Final answer:
To solve this problem, we can set up a system of equations where x is the amount of 40% alcohol antifreeze and y is the amount of 60% alcohol antifreeze. By solving the system of equations, we find that x = 600 gallons and y = 400 gallons.
Step-by-step explanation:
To solve this problem, we can use a system of equations. Let x be the amount of 40% alcohol antifreeze and y be the amount of 60% alcohol antifreeze.
From the given information, we know that there are a total of 1000 gallons of antifreeze, and it is 48% alcohol.

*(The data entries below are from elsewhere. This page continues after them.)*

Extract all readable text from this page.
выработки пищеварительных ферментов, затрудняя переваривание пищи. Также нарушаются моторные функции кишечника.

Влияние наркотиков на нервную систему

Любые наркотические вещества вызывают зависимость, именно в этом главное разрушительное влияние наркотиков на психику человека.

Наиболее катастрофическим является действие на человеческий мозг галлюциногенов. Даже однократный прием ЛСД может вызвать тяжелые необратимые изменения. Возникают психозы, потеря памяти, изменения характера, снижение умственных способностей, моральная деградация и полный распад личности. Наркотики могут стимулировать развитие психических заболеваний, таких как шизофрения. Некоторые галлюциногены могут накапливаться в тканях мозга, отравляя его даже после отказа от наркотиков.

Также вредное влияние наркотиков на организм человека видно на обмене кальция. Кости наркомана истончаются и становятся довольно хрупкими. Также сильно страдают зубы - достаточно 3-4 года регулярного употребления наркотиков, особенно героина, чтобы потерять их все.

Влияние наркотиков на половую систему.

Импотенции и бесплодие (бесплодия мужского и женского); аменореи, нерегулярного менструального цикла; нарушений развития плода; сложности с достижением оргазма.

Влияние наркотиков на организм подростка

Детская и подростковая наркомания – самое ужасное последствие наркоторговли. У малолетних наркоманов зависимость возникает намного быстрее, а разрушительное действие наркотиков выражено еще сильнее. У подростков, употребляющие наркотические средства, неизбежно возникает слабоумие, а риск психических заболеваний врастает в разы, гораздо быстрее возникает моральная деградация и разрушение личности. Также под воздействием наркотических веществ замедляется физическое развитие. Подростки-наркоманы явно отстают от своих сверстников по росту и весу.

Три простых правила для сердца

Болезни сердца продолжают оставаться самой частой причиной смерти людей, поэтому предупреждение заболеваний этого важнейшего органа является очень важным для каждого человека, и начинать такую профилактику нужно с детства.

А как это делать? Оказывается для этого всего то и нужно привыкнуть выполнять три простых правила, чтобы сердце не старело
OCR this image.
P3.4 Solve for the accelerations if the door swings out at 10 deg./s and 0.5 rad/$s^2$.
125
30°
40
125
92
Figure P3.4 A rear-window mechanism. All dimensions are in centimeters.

So, we can set up the following system of equations:
- x + y = 1000 (equation 1)
- 0.4x + 0.6y = 0.48(1000) (equation 2)
We can solve this system of equations using substitution or elimination method. Solving equation 1 for x, we get x = 1000 - y. Substituting this into equation 2, we have:
0.4(1000 - y) + 0.6y = 0.48(1000)
400 - 0.4y + 0.6y = 480
0.2y = 80
y = 400
Substituting the value of y into equation 1, we get x = 1000 - 400 = 600.
Therefore, the solution is x = 600 gallons, y = 400 gallons. Hence, the correct answer is C) x = 600 gallons, y = 400 gallons.